Gong, a master's of data science student at New York University (NYU), and his colleagues created a convolutional neural network that eliminated the need to delineate lesion margin, such as by using the bounding boxes described by Zhou. They achieved this goal by developing what they called a "doubly deep convolutional neural network" -- a neural network that can create 3D feature maps by breaking down and then putting back together data from 3D MRI images.

They trained and tested their neural network using 8,632 MRI exams from 6,295 patients at NYU Langone Health. Each examination produced 4 images for a total of 34,528 images.

Their neural network performed best when only using data from the second postcontrast MRI image subtraction image. This model achieved an area under the curve (AUC) of 0.73 for benign lesions and 0.85 for malignant lesions.

However, as Gong and colleagues continued to explore ways to improve the algorithm, they found accounting for multiple models or combining all of the image data had little effect on the AUC. The results showed that using more data doesn't necessarily translate to better results.

"We can conclude that from the perspective of our neural network the information in each image is redundant to a large degree," he said.
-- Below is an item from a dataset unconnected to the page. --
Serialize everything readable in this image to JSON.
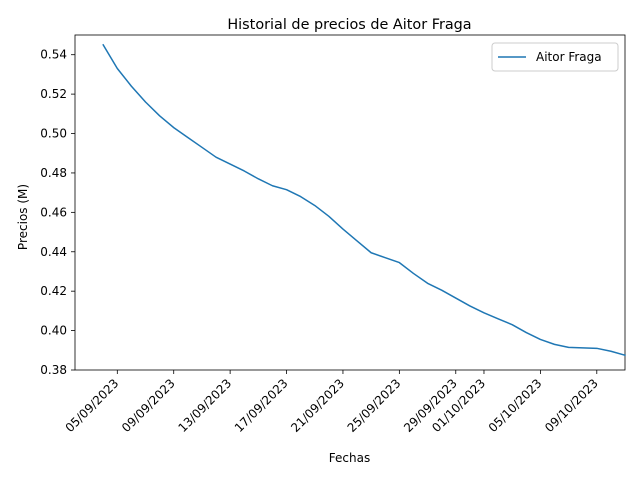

3. Quality is more important than quantity for features

In her presentation, Baxter discussed how her team at Cambridge used machine learning to analyze DCE-MRI scans in order to predict which patients with breast cancer were most likely to benefit from neoadjuvant chemotherapy before they even started treatment. They found using fewer features produced more accurate results.

Baxter and colleagues first used code to extract 384 features from the DCE-MRI images of 121 breast cancer patients. They then reduced the number of features down to 27 by only keeping features that differed significantly between patients who responded and didn't respond to treatment.

For their radiomics-based analysis, they trained an algorithm using 80% of the DCE-MRI images and tested the model using the remaining 20% of images. Their algorithm selected 21 of the 27 researcher-identified features as relevant for its computation.

Performance of DCE-MRI algorithm based on time point and features used
MRI images	No. of features	Sensitivity	Specificity	AUC
All	21	62%	94%	0.78
Third postcontrast image	7	75%	94%	0.84

The model using the 21 algorithm-selected features and data from all five postcontrast MRI images achieved an AUC of 0.78. But when researchers narrowed in further, they realized a model using only seven of the most predictive features and the third postcontrast MRI image generated a much better performance, with an AUC of 0.85.

The results suggest that some features and timepoints may be more important than others. While Baxter concluded that radiomics can already help to predict which patients will experience a pathological complete response (pCR) to chemotherapy, she also said using better predictive features can further improve the accuracy.

"The addition of clinical and pathologic features, such as tumor subtype and hormone receptor status, ... have been shown to improve the performance of prediction pCR when used together with radiomic features," she said.